La oración es fuente de alegría. El hombre temeroso de Dios y con la oración en la mente y el corazón es un hombre feliz, aunque tenga que enfrentar muchas contrariedades a lo largo de su vida. El sufrimiento, las pruebas y la enemistad de los demás son cosas que tampoco faltan en la vida del cristiano. Pero, gracias a la fe y la oración, él tiene la capacidad de atravesar más rápido el dolor, poniéndolo a los pies de la Cruz, y recibiendo la fuerza necesaria para seguir adelante. La oración es un estado permamente, pero no en el sentido de arrodillarnos todo el tiempo para elevar nuestras plegarias. El hecho de pensar que nuestra vida está en manos de Dios constituye ya una oración incesante. El esmero en cumplir con los mandamientos de Dios es también una oración incesante. La dedicación puesta en fundar una familia sobre los valores del Evangelio y obrar solamente en conformidad con lo que establecen la Santa Escritura y las enseñanzas de los Santos Padres representa, asimismo, una oración incesante. «La oración no consiste únicamente en hablar (con Dios)», dice Arsenie Papacioc, uno de nuestros grandes padres espirituales. «La oración es un acto permanente» [4] La oración incesante se demuestra cuando «mantienes un estado de la presencia continua de Dios en tu conciencia». Esto es muy importante: conservar la mente dirigida a Dios, conscientes de Su presencia. «Esta oración está al alcance de cada quien, sin importar cuál sea su ocupación. [...] Todos podemos orar, diciendo: “Señor Jesucristo, ten piedad de mí, pecador”. La mente del hombre debe estar todo el tiempo dirigida a Dios, [...] ¿Cómo tenemos que pensar? De una forma lo más directa posible: “¡Señor, perdóname!”, “¡Señor, ayúdame!” [...] Esto es la oración: un contacto permanente de tu corazón con el corazón de Dios» [5].

El afán de vivir con la conciencia de que Dios está siempre presente trae al hombre una profunda felicidad y un estado continuo de agradecimiento.

“Agradeced por todo”, nos dice el Santo Apóstol Pablo.

«Todo lo que hagáis o digáis, hacedlo en nombre de Jesús, el Señor, dando gracias a Dios Padre por medio de Él» [6], continua el divino Apóstol.

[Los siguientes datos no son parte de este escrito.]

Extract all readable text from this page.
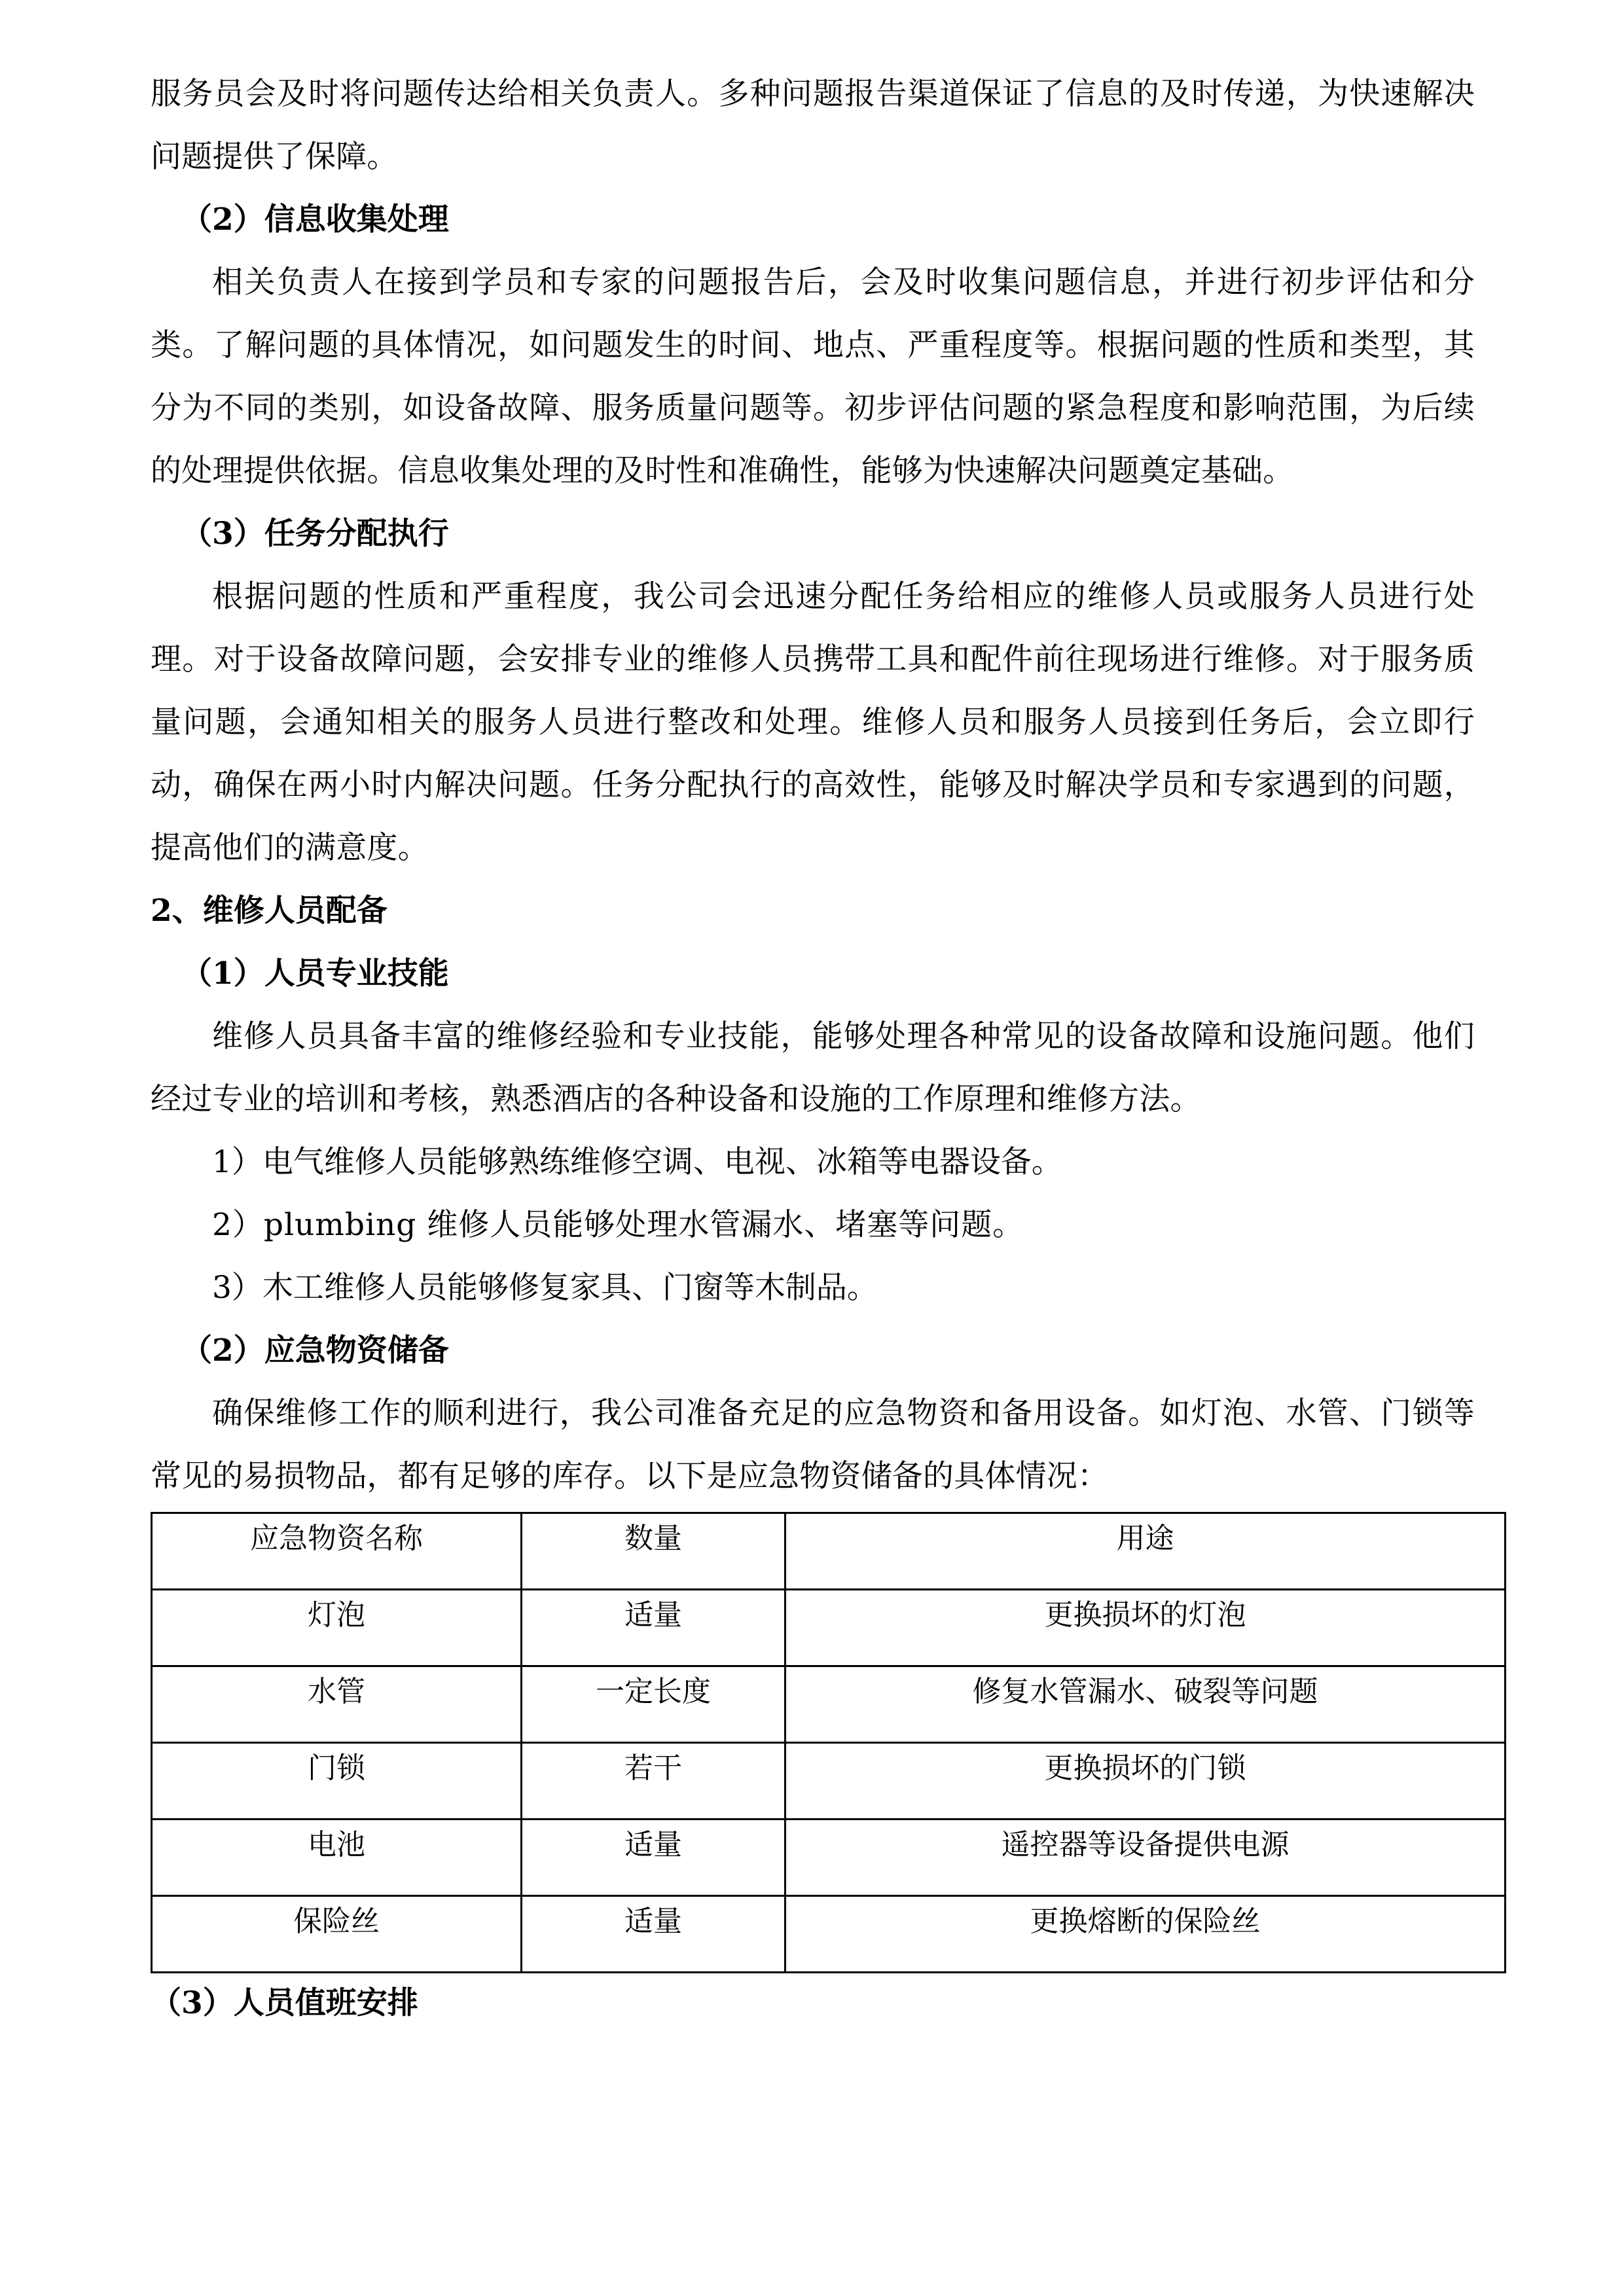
服务员会及时将问题传达给相关负责人。多种问题报告渠道保证了信息的及时传递，为快速解决问题提供了保障。

（2）信息收集处理

相关负责人在接到学员和专家的问题报告后，会及时收集问题信息，并进行初步评估和分类。了解问题的具体情况，如问题发生的时间、地点、严重程度等。根据问题的性质和类型，其分为不同的类别，如设备故障、服务质量问题等。初步评估问题的紧急程度和影响范围，为后续的处理提供依据。信息收集处理的及时性和准确性，能够为快速解决问题奠定基础。

（3）任务分配执行

根据问题的性质和严重程度，我公司会迅速分配任务给相应的维修人员或服务人员进行处理。对于设备故障问题，会安排专业的维修人员携带工具和配件前往现场进行维修。对于服务质量问题，会通知相关的服务人员进行整改和处理。维修人员和服务人员接到任务后，会立即行动，确保在两小时内解决问题。任务分配执行的高效性，能够及时解决学员和专家遇到的问题，提高他们的满意度。

2、维修人员配备

（1）人员专业技能

维修人员具备丰富的维修经验和专业技能，能够处理各种常见的设备故障和设施问题。他们经过专业的培训和考核，熟悉酒店的各种设备和设施的工作原理和维修方法。

1）电气维修人员能够熟练维修空调、电视、冰箱等电器设备。

2）plumbing 维修人员能够处理水管漏水、堵塞等问题。

3）木工维修人员能够修复家具、门窗等木制品。

（2）应急物资储备

确保维修工作的顺利进行，我公司准备充足的应急物资和备用设备。如灯泡、水管、门锁等常见的易损物品，都有足够的库存。以下是应急物资储备的具体情况：

应急物资名称	数量	用途
灯泡	适量	更换损坏的灯泡
水管	一定长度	修复水管漏水、破裂等问题
门锁	若干	更换损坏的门锁
电池	适量	遥控器等设备提供电源
保险丝	适量	更换熔断的保险丝

（3）人员值班安排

La oración y su consecuencia —la alegría— le abren los ojos al hombre para que este pueda ver, en todo lo que es bello y verdadero, la obra de Dios. Y así, él siente la necesidad de agradecerle a Dios. El hombre alegre en su corazón y agradecido con Dios y sus semejantes es un hombre realizado. «Aquel que cumple con la voluntad del Señor se siente reconciliado con todo, aunque sea pobre o esté enfermo y sufriendo, porque la Gracia de Dios lo llena de júbilo. Por el contrario, aquel que no está contento con su suerte, lamentándose todo el tiempo por su enfermedad o en contra de quien le ha ofendido, se halla inmerso en un estado de soberbia que le impide ser agradecido con Dios» [7], dice San Siluano el Athonita. En verdad, el hombre desagradecido se mantiene sumido en una constante agitación. No hay nada que le agrade. Nada le alegra. Nada le sale bien. Es incapaz de tener una oración pura en su corazón y su alma se turba todo el tiempo; a nadie ama y todo le parece desagradable y repulsivo. ¡Que Dios nos libre de semejante estado, y que nos conceda «una mente agradecida y un corazón contento, agradecidos miembros del alma y del cuerpo», como dice San Simeón el Nuevo Teólogo en una de las oraciones que pronunciamos antes de recibir la Santa Comunión!

Amados hermanos y hermanas en Cristo, el Señor,

En los días de la Santa Pascua nos alegramos con la luz de la festividad, la presencia de nuestros seres queridos, y el hecho de que el mundo pareciera ser mejor. Al mismo tiempo, sabemos bien que actualmente muchos de nuestros hermanos están haciendo frente al sufrimiento. En los hospitales hay muchas personas luchando contra el dolor y en el mundo hay mucha tristeza, una gran falta de oración y un profundo estado de preocupación. Un sinfín de heridas mentales y espirituales completan este escenario, el de un mundo que sufre bajo la presión de sus propias impotencias, orgullos y padecimientos.

Ante semejante realidad, ¿cómo podemos actuar nosotros, los cristianos?  Cada uno, con sus palabras y sus acciones, debe dar testimonio, ante todo, de que «el Padre es mi esperanza, el Hijo mi refugio, el Espíritu Santo mi protección». Luego, también tenemos el deber de implicarnos en la protección de la salud espiritual y física, tanto en nuestra propia vida como en la de nuestros semejantes. El auxilio y el respeto para quienes sirven al prójimo en los hospitales, el apoyo y consuelo de los enfermos, sumados al cumplimiento honesto de nuestras obligaciones familiares y profesionales, son aspectos que traen mucho bien a la sociedad. Todo esto puede ser realizado solamente si lo cimentamos en la fe y el regocijo por la Resurrección de nuestro Señor Jesucristo, si nuestra vida se hace oración y si tenemos una mente agradecida.

La alegría, la oración y la gratitud constituyen el triple medicamento que contribuye verdaderamente a nuestra sanación y la del mundo. Esos son los frutos del Espíritu Santo, que tanto necesita el mundo para permanecer en equilibrio y encontrar su sentido de ser.

¡Le pido a Dios, junto con todos ustedes, que nos conceda la fuerza de la alegría en la Resurrección, la profundidad de la oración llena de humildad y la gratitud del corazón!

No perdamos la esperanza, porque más grande y más poderoso es Aquel que está con nosotros [8] es decir, Dios, que los enemigos de la Iglesia, la Verdad y la Nación.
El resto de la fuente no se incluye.